Monday, September 15, 2008

Braised Cod Veracruz


Thanks to my sister and my sister's husband for giving me some cod... I'm like, "What am I supposed to do with this?! I never cook fish!" Well, now I can say I do! It took me a while to figure out what I wanted to make with it. So I was flipping through my America's Test Kitchen Cookbook and they have a recipe for Braised Cod Provencal (but I'm thinking I need more!) So I look at the variations--now that seems right up my alley. Luckily, the cod from the freezer in my old apartment made it to my new one.

Braised Cod Veracruz

2 tbsp extra-virgin olive oil, plus extra for drizzling
1 onion, halved and sliced thin
1 tsp chili powder
1/2 tsp cumin
Salt
4 garlic cloves, minced
1 (14.5 oz. can) diced tomatoes, drained
1/4 cup pimiento-stuffed green olives, sliced thin
1/2 cup dry white wine or vermouth
1 tsp chopped fresh thyme or 1/2 tsp dried thyme
Pepper
4 skinless cod fillets (8 oz. each)
2 tbsp minced fresh cilantro

1. Heat oil in 1-inch nonstick skillet over med-high heat until shimmering. Add the onion and 1/2 tsp salt. Cook until the vegetables have softened, about 5 minutes. Stir in the garlic, chili powder, and cumin and cook until fragrant, about 15 seconds. Add the tomatoes, olives, wine, thyme, and 1/4 tsp pepper. Bring to a boil.

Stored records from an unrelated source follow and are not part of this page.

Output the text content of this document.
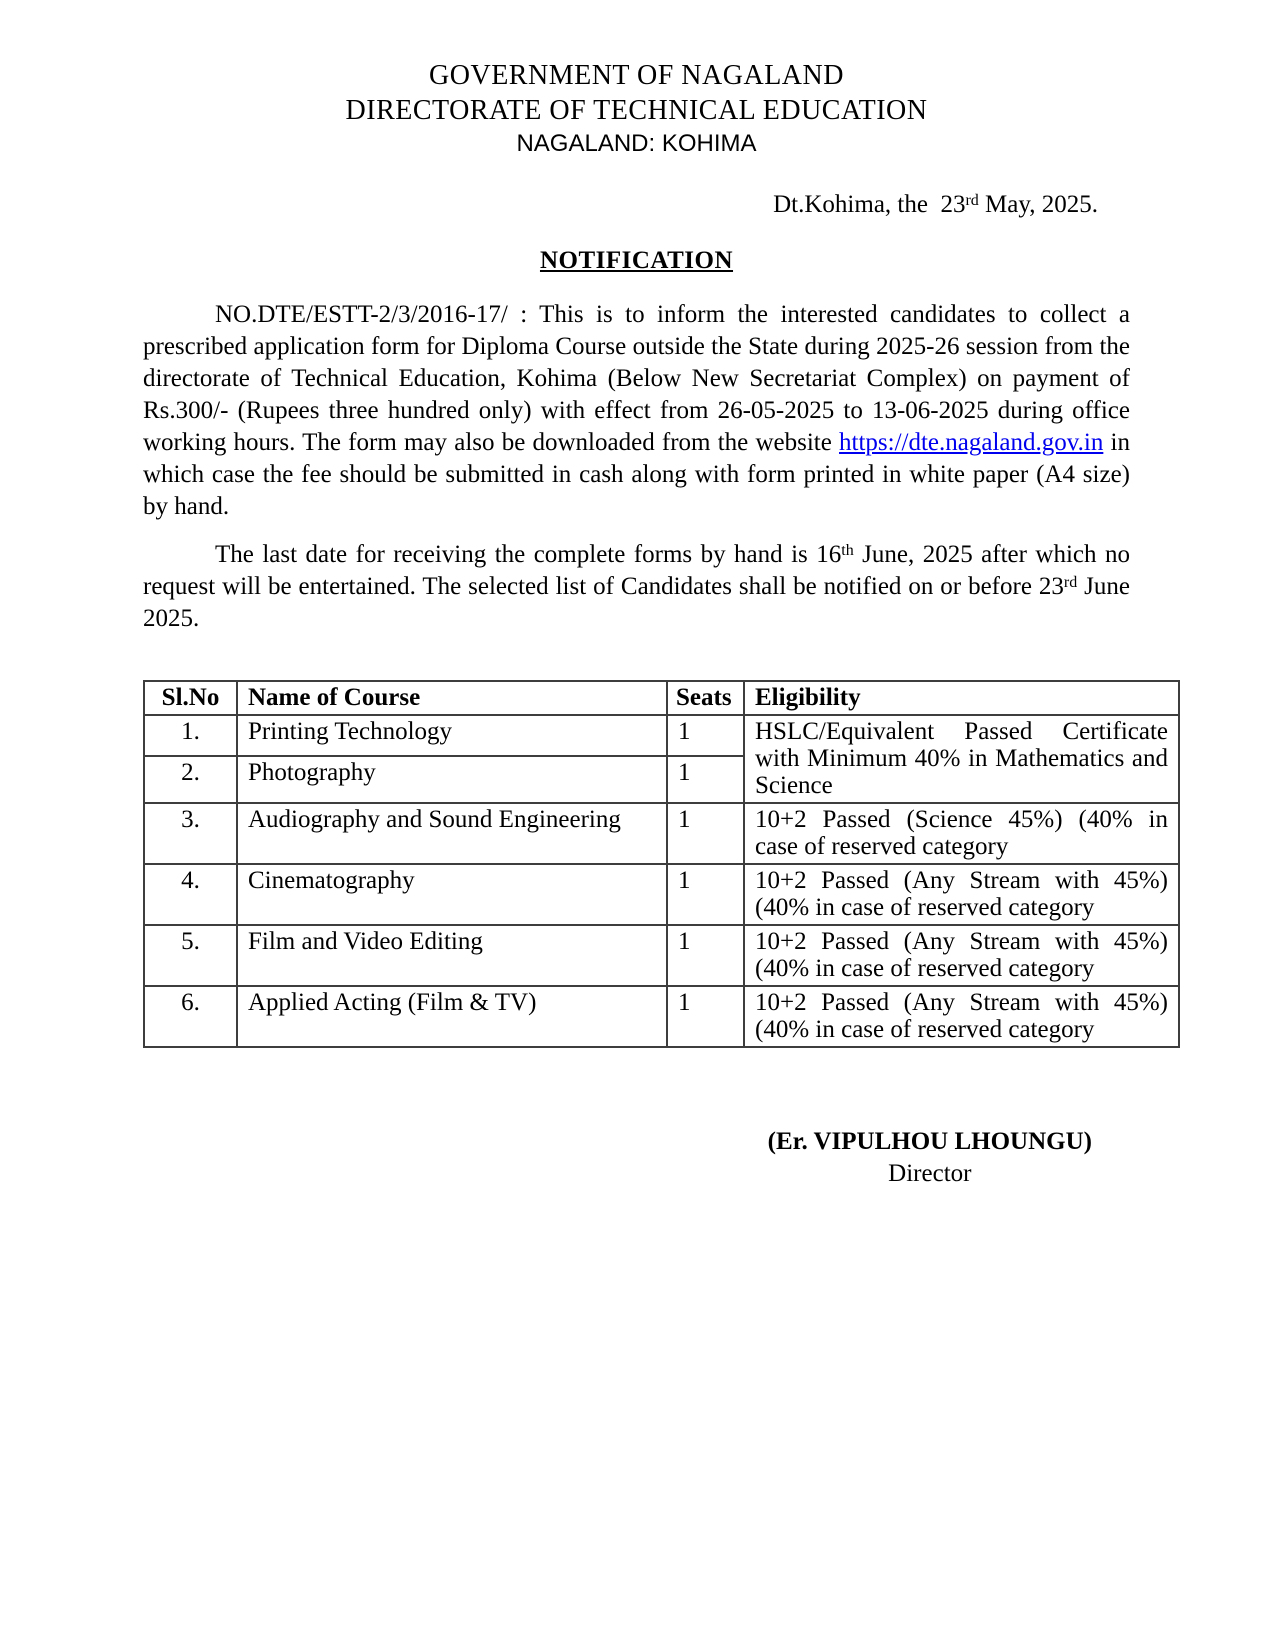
GOVERNMENT OF NAGALAND
DIRECTORATE OF TECHNICAL EDUCATION
NAGALAND: KOHIMA
Dt.Kohima, the  23rd May, 2025.
NOTIFICATION

NO.DTE/ESTT-2/3/2016-17/ : This is to inform the interested candidates to collect a prescribed application form for Diploma Course outside the State during 2025-26 session from the directorate of Technical Education, Kohima (Below New Secretariat Complex) on payment of Rs.300/- (Rupees three hundred only) with effect from 26-05-2025 to 13-06-2025 during office working hours. The form may also be downloaded from the website https://dte.nagaland.gov.in in which case the fee should be submitted in cash along with form printed in white paper (A4 size) by hand.

The last date for receiving the complete forms by hand is 16th June, 2025 after which no request will be entertained. The selected list of Candidates shall be notified on or before 23rd June 2025.

Sl.No	Name of Course	Seats	Eligibility
1.	Printing Technology	1	HSLC/Equivalent Passed Certificate with Minimum 40% in Mathematics and Science
2.	Photography	1	
3.	Audiography and Sound Engineering	1	10+2 Passed (Science 45%) (40% in case of reserved category
4.	Cinematography	1	10+2 Passed (Any Stream with 45%) (40% in case of reserved category
5.	Film and Video Editing	1	10+2 Passed (Any Stream with 45%) (40% in case of reserved category
6.	Applied Acting (Film & TV)	1	10+2 Passed (Any Stream with 45%) (40% in case of reserved category
(Er. VIPULHOU LHOUNGU)
Director
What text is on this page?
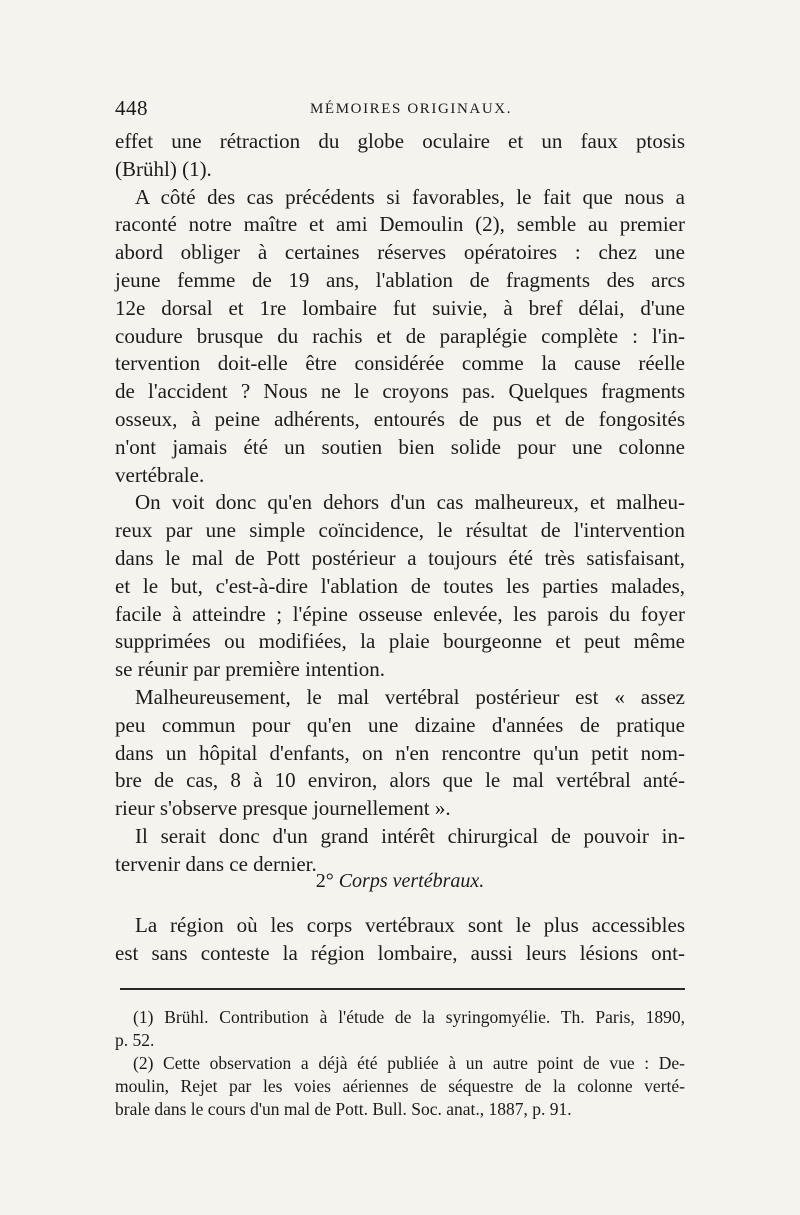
448	MÉMOIRES ORIGINAUX.
effet une rétraction du globe oculaire et un faux ptosis
(Brühl) (1).
A côté des cas précédents si favorables, le fait que nous a
raconté notre maître et ami Demoulin (2), semble au premier
abord obliger à certaines réserves opératoires : chez une
jeune femme de 19 ans, l'ablation de fragments des arcs
12e dorsal et 1re lombaire fut suivie, à bref délai, d'une
coudure brusque du rachis et de paraplégie complète : l'in-
tervention doit-elle être considérée comme la cause réelle
de l'accident ? Nous ne le croyons pas. Quelques fragments
osseux, à peine adhérents, entourés de pus et de fongosités
n'ont jamais été un soutien bien solide pour une colonne
vertébrale.
On voit donc qu'en dehors d'un cas malheureux, et malheu-
reux par une simple coïncidence, le résultat de l'intervention
dans le mal de Pott postérieur a toujours été très satisfaisant,
et le but, c'est-à-dire l'ablation de toutes les parties malades,
facile à atteindre ; l'épine osseuse enlevée, les parois du foyer
supprimées ou modifiées, la plaie bourgeonne et peut même
se réunir par première intention.
Malheureusement, le mal vertébral postérieur est « assez
peu commun pour qu'en une dizaine d'années de pratique
dans un hôpital d'enfants, on n'en rencontre qu'un petit nom-
bre de cas, 8 à 10 environ, alors que le mal vertébral anté-
rieur s'observe presque journellement ».
Il serait donc d'un grand intérêt chirurgical de pouvoir in-
tervenir dans ce dernier.
2° Corps vertébraux.
La région où les corps vertébraux sont le plus accessibles
est sans conteste la région lombaire, aussi leurs lésions ont-
(1) Brühl. Contribution à l'étude de la syringomyélie. Th. Paris, 1890,
p. 52.
(2) Cette observation a déjà été publiée à un autre point de vue : De-
moulin, Rejet par les voies aériennes de séquestre de la colonne verté-
brale dans le cours d'un mal de Pott. Bull. Soc. anat., 1887, p. 91.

2. Pat the cod dry with paper towels, then season with salt and pepper. Nestle the cod into the sauce and spoon some of the sauce over the fish. Cover and reduce the heat to med-low. Cook until the fish flakes apart when gently prodded with a paring knife, about 10 minutes.

3. Transfer the fish to individual plates. Stir in the cilantro into the sauce and season with salt and pepper to taste. Spoon the sauce over the fish and drizzle a little oil (if desired).

Mmmmmm... I can't remember what we had to eat all day--maybe just a large brunch, so this served as a light but almost soulful meal for the night. It's starting to cool down in Davis (CA). I decided to couple the cod with Risotto with Dried Mushroom. It may seem like an odd combo but I thought they complemented each other well. Even though the fish comes with such a chunky, flavorful sauce, I don't think that the risotto is too heavy. The caption on the picture above should read: Braised Cod Veracruz with a dollop of Mushroom Risotto. It' s almost like I served it in "fancy restaurant portions".